Thank you very much. We appreciate the opportunity to once again appear before this committee.
I usually like to start out by saying that we're the good news industry. We're in the hospitality business and we're pretty good at what we do. I very much appreciate the opportunity to be here with quite a few of my old friends.
To give you a little bit of a feeling for the size of the lodging industry in Canada, last year we did $18.8 billion worth of revenue. The value added by our industry is $17.8 billion. We employed--we're down this year, obviously--about 378,000 people from every riding right across the country. One of the reasons I say we're the good news industry is that we generated about $7.5 billion worth of revenue in taxes for the government last year, of which about $3.3 billion went to the federal government.
Much as my colleague from the Canadian Tourism Commission did, I want to commend the government for the agreement on ADS with China. We've been looking for this for a long time. In fact, about three or four years ago I wrote a booklet called “Canadian Hospitality for Chinese Guests” in anticipation of it.
I also want to recognize some of our friends around the table who I know have been really pushing this forward in a big way. I know my hotelier friend, member of Parliament Gord Brown, has been pushing that. Mike Lake was doing it. Navdeep, I know when you and I were together about a month ago, we were talking about the same thing. Brian, I know you've been pushing it as well. So it's good to finally make it happen.
It's been a tumultuous year for us. Our occupancies in Canada--how we measure hotels--were down from about 63% to about 58%. From February to September of this year, we lost $625 million right off the top. We're like the airline industry. We offer a perishable product; if we don't sell it tonight, it's gone forever. It's not like we're selling computers or something like that. Yes, we're down in a big way. At the same time, Michele referenced the travel deficit, which is now upwards of about $14 billion. As far as our visitation from the States goes, we're fundamentally at about half of where we've been since 2001.
Having said all of that, though, we are starting to see a little bit of light at the end of the tunnel. We do see some of the group bookings for next year with business people travelling. The third and fourth quarters of next year are starting to come back. I like to give credit where credit is due, and the economic stimulus package is working in many parts of the country, and it's good for the hotel people. We're grateful for that, and I want to be on record as saying that.
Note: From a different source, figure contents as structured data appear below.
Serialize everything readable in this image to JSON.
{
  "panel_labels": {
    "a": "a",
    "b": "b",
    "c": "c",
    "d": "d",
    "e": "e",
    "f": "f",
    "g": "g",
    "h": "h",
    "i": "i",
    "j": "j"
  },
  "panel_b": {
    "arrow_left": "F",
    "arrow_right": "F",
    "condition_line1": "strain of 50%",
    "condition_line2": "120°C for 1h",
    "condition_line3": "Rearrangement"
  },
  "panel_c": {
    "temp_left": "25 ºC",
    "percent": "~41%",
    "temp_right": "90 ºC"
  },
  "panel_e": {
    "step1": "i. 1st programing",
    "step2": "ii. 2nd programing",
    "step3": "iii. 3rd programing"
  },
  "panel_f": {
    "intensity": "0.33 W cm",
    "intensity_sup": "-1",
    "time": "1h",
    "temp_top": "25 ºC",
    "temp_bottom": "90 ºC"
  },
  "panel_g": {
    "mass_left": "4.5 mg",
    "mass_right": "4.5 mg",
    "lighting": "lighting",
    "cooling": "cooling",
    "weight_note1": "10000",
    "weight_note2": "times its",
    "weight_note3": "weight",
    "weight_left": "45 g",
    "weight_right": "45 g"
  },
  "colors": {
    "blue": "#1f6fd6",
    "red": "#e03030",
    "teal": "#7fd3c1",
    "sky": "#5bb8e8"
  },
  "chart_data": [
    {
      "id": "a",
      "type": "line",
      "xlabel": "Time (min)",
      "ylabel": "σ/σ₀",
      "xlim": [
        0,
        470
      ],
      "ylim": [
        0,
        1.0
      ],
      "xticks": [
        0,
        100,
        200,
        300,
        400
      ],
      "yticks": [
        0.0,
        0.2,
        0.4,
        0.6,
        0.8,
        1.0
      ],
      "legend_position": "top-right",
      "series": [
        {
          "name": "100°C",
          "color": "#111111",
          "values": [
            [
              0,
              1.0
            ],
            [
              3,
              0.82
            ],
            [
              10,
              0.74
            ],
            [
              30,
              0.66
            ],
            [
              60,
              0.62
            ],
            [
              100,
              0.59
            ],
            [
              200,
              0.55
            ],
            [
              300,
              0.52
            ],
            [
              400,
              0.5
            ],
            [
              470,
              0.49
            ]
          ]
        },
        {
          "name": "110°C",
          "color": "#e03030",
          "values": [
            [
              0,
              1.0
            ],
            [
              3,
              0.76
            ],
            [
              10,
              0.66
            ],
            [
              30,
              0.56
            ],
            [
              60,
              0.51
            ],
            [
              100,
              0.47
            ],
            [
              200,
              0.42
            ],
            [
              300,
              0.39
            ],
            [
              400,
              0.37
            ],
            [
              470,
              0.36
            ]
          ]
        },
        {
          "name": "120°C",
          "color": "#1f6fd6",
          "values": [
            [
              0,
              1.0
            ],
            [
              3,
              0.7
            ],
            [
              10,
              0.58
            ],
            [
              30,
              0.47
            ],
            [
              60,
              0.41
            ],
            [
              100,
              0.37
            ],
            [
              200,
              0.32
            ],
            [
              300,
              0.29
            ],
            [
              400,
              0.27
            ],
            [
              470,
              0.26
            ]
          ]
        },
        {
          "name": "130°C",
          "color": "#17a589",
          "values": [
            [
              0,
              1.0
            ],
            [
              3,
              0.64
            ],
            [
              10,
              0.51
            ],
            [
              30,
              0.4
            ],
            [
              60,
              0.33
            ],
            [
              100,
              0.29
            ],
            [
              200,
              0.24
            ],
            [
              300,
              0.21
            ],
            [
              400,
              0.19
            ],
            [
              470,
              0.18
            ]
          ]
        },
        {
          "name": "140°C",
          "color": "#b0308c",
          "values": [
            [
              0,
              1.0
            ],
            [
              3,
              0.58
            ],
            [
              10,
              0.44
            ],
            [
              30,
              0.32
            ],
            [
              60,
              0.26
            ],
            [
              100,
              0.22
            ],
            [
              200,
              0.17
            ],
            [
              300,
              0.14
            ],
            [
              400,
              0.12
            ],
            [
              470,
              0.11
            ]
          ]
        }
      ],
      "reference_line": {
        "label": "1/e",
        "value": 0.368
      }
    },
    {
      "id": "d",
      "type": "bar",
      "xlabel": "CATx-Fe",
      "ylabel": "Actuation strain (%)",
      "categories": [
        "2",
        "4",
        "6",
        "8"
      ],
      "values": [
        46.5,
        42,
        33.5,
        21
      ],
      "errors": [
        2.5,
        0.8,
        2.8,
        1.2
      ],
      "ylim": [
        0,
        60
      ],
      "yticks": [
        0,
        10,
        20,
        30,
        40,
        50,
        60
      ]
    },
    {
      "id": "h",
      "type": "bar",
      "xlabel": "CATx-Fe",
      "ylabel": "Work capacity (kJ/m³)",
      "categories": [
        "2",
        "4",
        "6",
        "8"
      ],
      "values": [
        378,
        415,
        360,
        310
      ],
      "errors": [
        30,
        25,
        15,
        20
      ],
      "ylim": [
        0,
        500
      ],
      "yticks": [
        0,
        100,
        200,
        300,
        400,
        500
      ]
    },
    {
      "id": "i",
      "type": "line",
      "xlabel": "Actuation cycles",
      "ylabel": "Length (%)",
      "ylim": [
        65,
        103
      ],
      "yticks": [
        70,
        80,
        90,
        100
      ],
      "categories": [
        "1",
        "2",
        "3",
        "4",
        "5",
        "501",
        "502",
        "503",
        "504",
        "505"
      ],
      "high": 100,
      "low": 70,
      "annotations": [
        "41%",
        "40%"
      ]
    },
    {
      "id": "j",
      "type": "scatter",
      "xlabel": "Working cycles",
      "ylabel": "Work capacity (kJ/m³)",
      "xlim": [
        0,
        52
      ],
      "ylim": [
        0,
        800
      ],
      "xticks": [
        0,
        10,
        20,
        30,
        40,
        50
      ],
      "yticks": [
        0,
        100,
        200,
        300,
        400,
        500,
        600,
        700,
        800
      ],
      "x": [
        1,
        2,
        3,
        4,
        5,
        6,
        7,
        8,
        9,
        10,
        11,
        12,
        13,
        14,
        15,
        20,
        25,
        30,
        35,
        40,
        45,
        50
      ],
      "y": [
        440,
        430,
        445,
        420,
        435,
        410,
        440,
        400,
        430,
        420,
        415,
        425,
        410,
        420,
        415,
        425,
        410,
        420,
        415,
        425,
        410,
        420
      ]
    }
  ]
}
At the same time, in the budget last year, the feds put in $40 million for tourism promotion, $150 million for the parks, and $100 million for the marquee tourism events program. When the announcement, the RFP from Diane Ablonczy, came out last week saying that we should get the message out to hoteliers and that they had until January 10 to go out and promote their events around the country, I made sure that got into every hotelier's hands so we can take advantage of some of the bucks out there and really make things happen.
Having said that, though, I wanted to talk a little bit about promotion and what we need to do. Yes, we like the promotion moneys that were put out last year, but we need to have these on a consistent, regular basis, so my friends at the Canadian Tourism Commission, as well as hoteliers, are able to go out and say, “Okay, we know what we have in the budget” instead of just having it go up one year and down another. We need to have that sustainable funding on a regular basis.
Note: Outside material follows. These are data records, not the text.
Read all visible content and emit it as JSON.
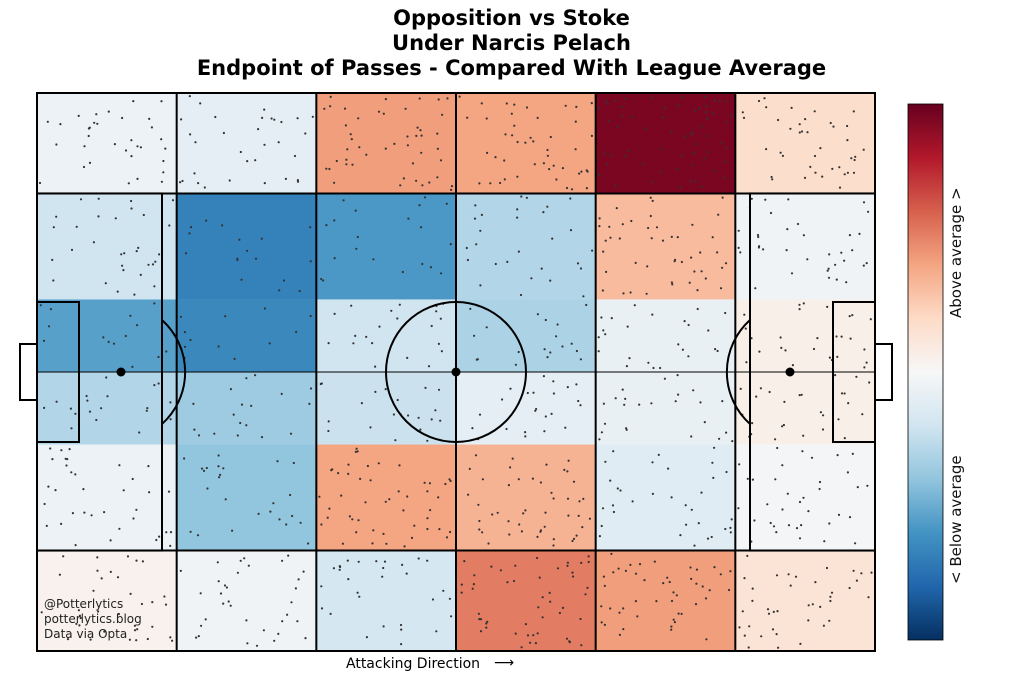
{
  "titles": {
    "line1": "Opposition vs Stoke",
    "line2": "Under Narcis Pelach",
    "line3": "Endpoint of Passes - Compared With League Average"
  },
  "credits": {
    "line1": "@Potterlytics",
    "line2": "potterlytics.blog",
    "line3": "Data via Opta"
  },
  "attacking_direction": {
    "label": "Attacking Direction",
    "arrow": "⟶"
  },
  "colorbar": {
    "above_label": "Above average >",
    "below_label": "< Below average",
    "colormap": [
      "#053061",
      "#2166ac",
      "#4393c3",
      "#92c5de",
      "#d1e5f0",
      "#f7f7f7",
      "#fddbc7",
      "#f4a582",
      "#d6604d",
      "#b2182b",
      "#67001f"
    ]
  },
  "chart_data": {
    "type": "heatmap",
    "value_meaning": "relative to league average, -1 (well below) to +1 (well above)",
    "columns": 6,
    "row_boundaries": [
      0,
      18,
      37,
      50,
      63,
      82,
      100
    ],
    "rows": [
      {
        "zone": "top",
        "values": [
          -0.06,
          -0.1,
          0.42,
          0.4,
          0.95,
          0.18
        ]
      },
      {
        "zone": "upper-channel",
        "values": [
          -0.2,
          -0.68,
          -0.58,
          -0.3,
          0.32,
          -0.04
        ]
      },
      {
        "zone": "upper-box",
        "values": [
          -0.55,
          -0.65,
          -0.2,
          -0.32,
          -0.08,
          0.06
        ]
      },
      {
        "zone": "lower-box",
        "values": [
          -0.3,
          -0.36,
          -0.22,
          -0.1,
          -0.08,
          0.06
        ]
      },
      {
        "zone": "lower-channel",
        "values": [
          -0.06,
          -0.4,
          0.4,
          0.35,
          -0.12,
          -0.02
        ]
      },
      {
        "zone": "bottom",
        "values": [
          0.04,
          -0.04,
          -0.18,
          0.52,
          0.42,
          0.14
        ]
      }
    ],
    "pass_dot_color": "#333333"
  }
}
I want to talk just a little tiny bit about the airline industry.
We very much support liberalized air agreements around the world. I've been in with my friends at TIAC, from whom you're going to be hearing shortly, and the reality is that the airport rent situation at Toronto Airport in particular just does not make sense at all. It doesn't matter who you are or what you're doing. We met with John Baird two or three weeks ago, and--how can we put it, Chris?--he sort of rolled his eyes a little bit and let it go at that.
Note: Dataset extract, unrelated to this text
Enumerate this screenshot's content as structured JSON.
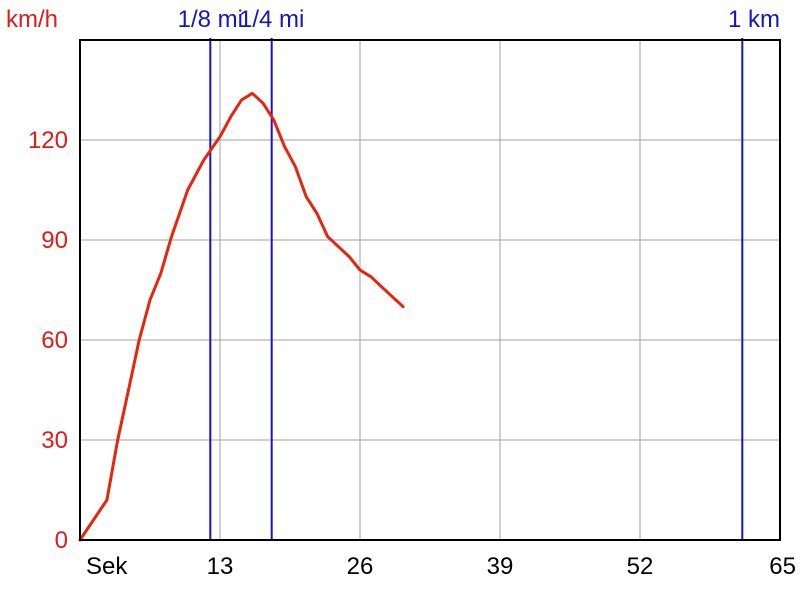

However, we did raise with him the fact--and I think Monsieur Garneau would appreciate this in particular--that the City of Plattsburg, in their airport now, is promoting itself as Montreal Airport South. We now have two and a half million Canadians travelling to the United States, particularly Plattsburgh, Syracuse, Buffalo, Grand Forks, and Seattle, to get flights out. Why? It's because our airport system in Canada is just too expensive. Two and a half million people is a lot of people. When we raised that with Mr. Baird, he said, and I quote, “Yes, it is embarrassing.” He said that himself.
The air travellers security charge, we firmly believe, is a service that the federal government provides. It should not be something that has collected $2.3 billion from 2002 to 2008. It's ridiculous.
We would like to see the aviation fuel excise tax eliminated, as some of the provinces have done.
What I would like to do at the very end of this, Mr. Chairman and members of the committee, is state that even though our numbers are down in the hotel business, even though we are not experiencing the shortages of employment that we had a couple of years ago, you can rest assured that in two or three years, as the economy recovers, we will once again have shortages. I very much encourage the government and all members to support the temporary foreign workers program, because without it.... I was just talking to a hotelier today from Lake Louise. He said to me, “Tony, when you appear before the committee, will you please reinforce how that is critical?” Even though the numbers right now, yes, are down, it's going to come back and we aren't going to be able to have the service levels. I know that for my friend Joyce Reynolds at the CRFA, it's the same thing. So please, let's make sure we maintain that.
Chairman, I've probably gone on too long. I appreciate the opportunity. Thank you very much to all the members.